In her new role as state coordinator for the Main Street Program, Langley will be traveling throughout the state to each of the 20 Main Street Communities in Colorado at least twice per year. While she visits the Main Street Communities Langley will provide them with training and help on a wide range of topics. The State Main Street program also offers grants, scholarships and technical resources to the various Main Street Communities.
Langley is moving to the Capital Hill area of Denver for her new position. Her first day with DOLA will be April 24. Langley said her deep love of Grand County means she will be returning as often as possible to enjoy everything Middle Park has to offer. Fortunately, her new position with DOLA allows for a flex schedule.
“I will be able to come up a couple times each month to enjoy the recreation activities I have been too busy for over the past few years,” she said. After moving, Langley plans to spend more of her time in Grand County doing things like kayaking, hiking and, “I might even try my hand at golf again,” she said with a smile.
Despite her exuberance, Langley said she would deeply miss the citizens of this region.

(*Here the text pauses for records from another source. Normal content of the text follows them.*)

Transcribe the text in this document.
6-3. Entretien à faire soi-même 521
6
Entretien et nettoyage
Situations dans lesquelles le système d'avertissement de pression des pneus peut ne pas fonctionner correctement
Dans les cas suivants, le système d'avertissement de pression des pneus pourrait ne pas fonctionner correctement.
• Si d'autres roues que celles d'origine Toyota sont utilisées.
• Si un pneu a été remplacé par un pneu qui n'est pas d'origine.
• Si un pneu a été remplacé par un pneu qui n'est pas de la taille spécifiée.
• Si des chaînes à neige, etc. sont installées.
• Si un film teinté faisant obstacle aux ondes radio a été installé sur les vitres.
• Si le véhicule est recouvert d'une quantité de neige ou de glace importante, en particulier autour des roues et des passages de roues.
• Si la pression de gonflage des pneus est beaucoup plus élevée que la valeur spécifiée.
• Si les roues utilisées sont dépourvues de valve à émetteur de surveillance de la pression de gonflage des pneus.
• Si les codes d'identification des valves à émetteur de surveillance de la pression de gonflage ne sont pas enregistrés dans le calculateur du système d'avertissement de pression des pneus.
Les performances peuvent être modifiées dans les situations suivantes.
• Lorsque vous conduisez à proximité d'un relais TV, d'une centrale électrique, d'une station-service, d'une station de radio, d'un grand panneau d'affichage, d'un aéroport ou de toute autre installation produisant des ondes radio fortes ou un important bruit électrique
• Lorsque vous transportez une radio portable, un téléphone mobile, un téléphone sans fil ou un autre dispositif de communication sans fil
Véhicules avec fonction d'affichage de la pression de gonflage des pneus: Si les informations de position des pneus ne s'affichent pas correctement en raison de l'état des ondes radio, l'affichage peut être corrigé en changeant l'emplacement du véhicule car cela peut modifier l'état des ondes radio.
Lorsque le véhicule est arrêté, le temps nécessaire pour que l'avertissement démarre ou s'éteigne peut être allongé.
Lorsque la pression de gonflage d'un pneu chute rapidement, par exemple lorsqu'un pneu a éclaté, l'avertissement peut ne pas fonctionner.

“The people, and their hearts to serve, are what make Grand County grand,” Langley said. “I have seen the difference these people up here make for their neighbors. It has been my honor and privilege to serve this great community for the last three-and-a-half-years. I see fabulous potential with the sale of Granby Trails, the potential for a Family Dollar store and for the vision the Board of Trustees has for making Granby into a destination location. I want to thank them all for their support.”
Langley says she will miss many aspects of Grand County and highlighted early morning kayaking jaunts on Shadow Mountain Reservoir as her fondest memories of Middle Park. “It doesn’t get any better than that,” she said.
In parting Langley addressed a few comments directly to the Three Lakes Water and Sanitation District. “I hope they realize the impact of their decisions on the community and on their residents,” she said. “I would hope they strive harder in a cooperative effort with the residents in order to connect to their sewer line in a more cost effective way.”